His broadside, which took many in the party by surprise, came just as the 2012 nomination marathon is entering a critical stretch with Mitt Romney and Rick Santorum battling for advantage in voting on Tuesday in Arizona and Michigan. One week later, the candidates face the all-important Super Tuesday contests in 10 states.

The four candidates, who also include Newt Gingrich and Ron Paul, scorched one another in a debate in Arizona on Wednesday, just as they have on the campaign trail with blizzards of mutually destructive negative advertising. Mr Romney, more than anyone, has used the airwaves to tear down any opponent who rises to threaten him.

It is a strategy that may be working, with latest polls yesterday hinting that the recent surge of Mr Santorum may now be evaporating. According to a Rasmussen poll, he now trails Mr Romney by 6 points in Michigan, losing a lead he had held there for the past two weeks.

"I used to be a conservative, and I watch these debates and I'm wondering," Mr Bush, the former Florida Governor and brother of George W Bush, said after a speech in Dallas, Texas. "I don't think I've changed, but it's a little troubling sometimes when people are appealing to people's fears and emotion rather than trying to get them to look over the horizon for a broader perspective, and that's kind of where we are.

"It's important for the candidates to recognise though [that] they have to appeal to primary voters and not turn off independent voters that will be part of a winning coalition.
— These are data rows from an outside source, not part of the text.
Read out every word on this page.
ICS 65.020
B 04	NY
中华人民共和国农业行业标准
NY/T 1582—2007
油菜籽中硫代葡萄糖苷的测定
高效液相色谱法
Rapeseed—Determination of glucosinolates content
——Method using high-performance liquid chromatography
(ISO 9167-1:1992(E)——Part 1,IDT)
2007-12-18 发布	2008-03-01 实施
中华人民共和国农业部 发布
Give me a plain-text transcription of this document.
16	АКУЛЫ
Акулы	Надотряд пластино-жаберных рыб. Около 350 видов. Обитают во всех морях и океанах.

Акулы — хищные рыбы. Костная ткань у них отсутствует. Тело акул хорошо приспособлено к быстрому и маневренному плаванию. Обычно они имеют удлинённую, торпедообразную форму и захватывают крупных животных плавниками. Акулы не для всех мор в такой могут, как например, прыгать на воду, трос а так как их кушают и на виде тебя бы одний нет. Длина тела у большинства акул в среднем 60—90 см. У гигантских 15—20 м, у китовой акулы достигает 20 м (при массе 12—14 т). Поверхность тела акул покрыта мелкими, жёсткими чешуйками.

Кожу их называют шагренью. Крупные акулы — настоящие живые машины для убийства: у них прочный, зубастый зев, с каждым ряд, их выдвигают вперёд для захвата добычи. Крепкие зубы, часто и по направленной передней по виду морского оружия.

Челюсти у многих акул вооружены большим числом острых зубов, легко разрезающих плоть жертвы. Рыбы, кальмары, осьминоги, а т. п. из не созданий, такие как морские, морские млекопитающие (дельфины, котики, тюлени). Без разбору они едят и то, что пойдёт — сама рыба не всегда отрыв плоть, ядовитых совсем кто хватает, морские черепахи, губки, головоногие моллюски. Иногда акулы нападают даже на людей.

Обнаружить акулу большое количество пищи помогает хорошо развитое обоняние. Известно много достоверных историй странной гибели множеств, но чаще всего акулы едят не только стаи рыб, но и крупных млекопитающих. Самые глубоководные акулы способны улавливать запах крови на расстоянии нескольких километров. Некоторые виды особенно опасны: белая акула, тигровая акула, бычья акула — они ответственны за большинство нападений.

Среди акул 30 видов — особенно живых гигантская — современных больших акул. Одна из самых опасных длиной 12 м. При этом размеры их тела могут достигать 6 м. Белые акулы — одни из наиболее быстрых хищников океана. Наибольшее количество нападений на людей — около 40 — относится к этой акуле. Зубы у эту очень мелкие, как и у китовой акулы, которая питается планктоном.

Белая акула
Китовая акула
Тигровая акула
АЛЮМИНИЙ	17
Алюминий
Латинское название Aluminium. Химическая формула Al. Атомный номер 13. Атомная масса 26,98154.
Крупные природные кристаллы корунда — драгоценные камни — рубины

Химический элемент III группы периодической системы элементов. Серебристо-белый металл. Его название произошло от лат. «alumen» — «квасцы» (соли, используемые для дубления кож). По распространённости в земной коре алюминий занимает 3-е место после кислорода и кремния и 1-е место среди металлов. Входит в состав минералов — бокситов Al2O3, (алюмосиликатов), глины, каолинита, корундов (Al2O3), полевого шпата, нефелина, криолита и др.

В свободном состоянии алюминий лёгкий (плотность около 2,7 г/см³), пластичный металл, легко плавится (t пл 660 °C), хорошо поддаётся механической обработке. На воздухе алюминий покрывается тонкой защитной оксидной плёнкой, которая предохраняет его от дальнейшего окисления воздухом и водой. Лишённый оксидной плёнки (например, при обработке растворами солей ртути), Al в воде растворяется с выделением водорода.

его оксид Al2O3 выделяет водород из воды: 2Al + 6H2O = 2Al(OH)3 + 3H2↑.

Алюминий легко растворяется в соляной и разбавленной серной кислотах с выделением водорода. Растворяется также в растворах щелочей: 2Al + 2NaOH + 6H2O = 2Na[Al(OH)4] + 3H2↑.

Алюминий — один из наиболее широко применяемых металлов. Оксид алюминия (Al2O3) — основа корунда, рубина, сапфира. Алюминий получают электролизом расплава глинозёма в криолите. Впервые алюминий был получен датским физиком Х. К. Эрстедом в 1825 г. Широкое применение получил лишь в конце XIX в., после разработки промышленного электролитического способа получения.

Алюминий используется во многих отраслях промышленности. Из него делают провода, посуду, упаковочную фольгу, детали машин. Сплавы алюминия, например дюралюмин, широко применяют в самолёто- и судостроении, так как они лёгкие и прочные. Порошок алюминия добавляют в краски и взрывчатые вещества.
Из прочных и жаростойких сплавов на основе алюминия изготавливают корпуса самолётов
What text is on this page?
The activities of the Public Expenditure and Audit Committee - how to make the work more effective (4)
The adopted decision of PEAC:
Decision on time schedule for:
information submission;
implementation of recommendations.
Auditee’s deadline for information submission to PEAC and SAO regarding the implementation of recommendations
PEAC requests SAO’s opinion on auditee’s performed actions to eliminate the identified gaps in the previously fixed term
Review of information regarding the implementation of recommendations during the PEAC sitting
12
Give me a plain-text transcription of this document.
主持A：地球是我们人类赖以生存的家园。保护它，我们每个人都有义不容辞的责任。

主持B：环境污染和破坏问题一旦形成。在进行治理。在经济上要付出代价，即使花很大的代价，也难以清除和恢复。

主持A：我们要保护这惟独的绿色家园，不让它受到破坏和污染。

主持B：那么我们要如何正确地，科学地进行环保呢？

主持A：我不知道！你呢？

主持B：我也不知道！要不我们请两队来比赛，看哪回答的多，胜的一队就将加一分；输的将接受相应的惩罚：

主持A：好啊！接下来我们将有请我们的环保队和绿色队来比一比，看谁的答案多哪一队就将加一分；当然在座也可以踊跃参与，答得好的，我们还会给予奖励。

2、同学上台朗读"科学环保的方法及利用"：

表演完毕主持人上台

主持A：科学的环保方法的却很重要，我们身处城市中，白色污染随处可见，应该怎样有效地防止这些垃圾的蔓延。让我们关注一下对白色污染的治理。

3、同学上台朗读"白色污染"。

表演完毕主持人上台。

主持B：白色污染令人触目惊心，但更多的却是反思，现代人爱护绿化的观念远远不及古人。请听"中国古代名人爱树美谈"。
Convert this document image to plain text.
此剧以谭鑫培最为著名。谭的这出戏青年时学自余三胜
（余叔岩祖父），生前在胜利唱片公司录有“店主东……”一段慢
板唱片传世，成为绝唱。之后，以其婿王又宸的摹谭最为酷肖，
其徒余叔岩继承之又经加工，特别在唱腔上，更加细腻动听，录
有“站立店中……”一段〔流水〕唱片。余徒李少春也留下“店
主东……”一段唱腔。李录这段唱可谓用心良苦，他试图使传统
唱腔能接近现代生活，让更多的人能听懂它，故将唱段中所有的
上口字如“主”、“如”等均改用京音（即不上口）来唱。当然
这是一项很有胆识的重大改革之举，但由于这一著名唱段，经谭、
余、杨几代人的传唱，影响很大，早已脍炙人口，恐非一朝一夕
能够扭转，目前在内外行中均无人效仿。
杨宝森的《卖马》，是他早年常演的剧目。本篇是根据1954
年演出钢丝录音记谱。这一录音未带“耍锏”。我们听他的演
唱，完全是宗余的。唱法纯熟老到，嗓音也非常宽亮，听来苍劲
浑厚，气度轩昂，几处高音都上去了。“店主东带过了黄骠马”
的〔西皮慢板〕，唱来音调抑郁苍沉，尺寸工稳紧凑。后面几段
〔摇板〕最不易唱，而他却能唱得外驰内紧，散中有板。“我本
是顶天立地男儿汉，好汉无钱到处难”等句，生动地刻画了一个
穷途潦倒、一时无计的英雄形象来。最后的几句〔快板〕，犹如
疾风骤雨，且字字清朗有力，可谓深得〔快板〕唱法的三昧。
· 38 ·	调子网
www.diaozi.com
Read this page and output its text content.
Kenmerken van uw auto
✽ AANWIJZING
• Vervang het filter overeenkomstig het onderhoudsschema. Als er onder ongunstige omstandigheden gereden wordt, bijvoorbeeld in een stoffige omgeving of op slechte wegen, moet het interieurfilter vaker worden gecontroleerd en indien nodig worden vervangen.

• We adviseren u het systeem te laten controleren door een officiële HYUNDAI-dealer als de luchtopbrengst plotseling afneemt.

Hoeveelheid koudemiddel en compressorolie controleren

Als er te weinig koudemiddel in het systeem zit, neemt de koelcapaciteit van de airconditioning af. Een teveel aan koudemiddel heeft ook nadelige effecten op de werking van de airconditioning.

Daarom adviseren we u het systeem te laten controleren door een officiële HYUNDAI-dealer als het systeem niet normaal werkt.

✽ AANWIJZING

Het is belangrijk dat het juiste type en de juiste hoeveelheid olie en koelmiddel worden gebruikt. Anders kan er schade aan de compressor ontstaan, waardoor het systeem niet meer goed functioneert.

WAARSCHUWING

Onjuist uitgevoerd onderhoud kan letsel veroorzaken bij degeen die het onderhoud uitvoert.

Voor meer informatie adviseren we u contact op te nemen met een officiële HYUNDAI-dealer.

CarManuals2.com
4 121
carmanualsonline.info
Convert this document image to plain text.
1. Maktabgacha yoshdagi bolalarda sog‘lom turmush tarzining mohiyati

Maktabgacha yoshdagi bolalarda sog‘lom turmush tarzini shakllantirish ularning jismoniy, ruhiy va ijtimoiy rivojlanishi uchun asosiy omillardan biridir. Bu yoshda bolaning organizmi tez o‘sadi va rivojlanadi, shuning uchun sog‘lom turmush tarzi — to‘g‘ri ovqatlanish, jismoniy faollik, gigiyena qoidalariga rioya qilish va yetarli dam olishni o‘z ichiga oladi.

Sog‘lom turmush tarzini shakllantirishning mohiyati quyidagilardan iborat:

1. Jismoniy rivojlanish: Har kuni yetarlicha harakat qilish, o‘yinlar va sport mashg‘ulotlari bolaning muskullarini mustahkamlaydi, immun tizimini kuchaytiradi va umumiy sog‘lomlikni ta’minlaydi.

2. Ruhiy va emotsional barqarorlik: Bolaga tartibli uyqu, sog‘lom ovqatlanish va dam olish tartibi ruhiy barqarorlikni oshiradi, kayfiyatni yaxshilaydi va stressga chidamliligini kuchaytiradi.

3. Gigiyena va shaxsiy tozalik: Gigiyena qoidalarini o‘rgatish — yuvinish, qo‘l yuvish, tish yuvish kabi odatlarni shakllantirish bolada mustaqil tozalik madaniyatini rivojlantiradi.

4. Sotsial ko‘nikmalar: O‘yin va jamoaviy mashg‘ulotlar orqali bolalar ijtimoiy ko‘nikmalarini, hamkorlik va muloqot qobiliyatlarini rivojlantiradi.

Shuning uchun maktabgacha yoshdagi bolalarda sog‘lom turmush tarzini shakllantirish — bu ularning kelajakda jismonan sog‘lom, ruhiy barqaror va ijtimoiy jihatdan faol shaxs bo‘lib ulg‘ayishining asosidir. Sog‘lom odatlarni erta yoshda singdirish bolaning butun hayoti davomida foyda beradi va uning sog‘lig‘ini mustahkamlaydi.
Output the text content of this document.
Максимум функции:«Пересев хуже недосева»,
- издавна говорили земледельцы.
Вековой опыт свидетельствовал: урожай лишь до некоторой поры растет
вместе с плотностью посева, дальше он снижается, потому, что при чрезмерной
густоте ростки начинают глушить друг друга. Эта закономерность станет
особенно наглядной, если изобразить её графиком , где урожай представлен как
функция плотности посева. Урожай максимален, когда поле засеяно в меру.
They are very capable... but I'm kind of hopeful the primary process ends so we unite behind a candidate and eliminate the potential of a circular firing squad." He said there would not be a consensus nominee if no clear winner emerges.

Mr Romney, who won the endorsement of the Arizona Republic, last night turned his focus to the economy, delivering a set-piece speech in a Detroit sports stadium, promising to revive the economy with an across-the-board 20 per cent cut in personal income-tax rates.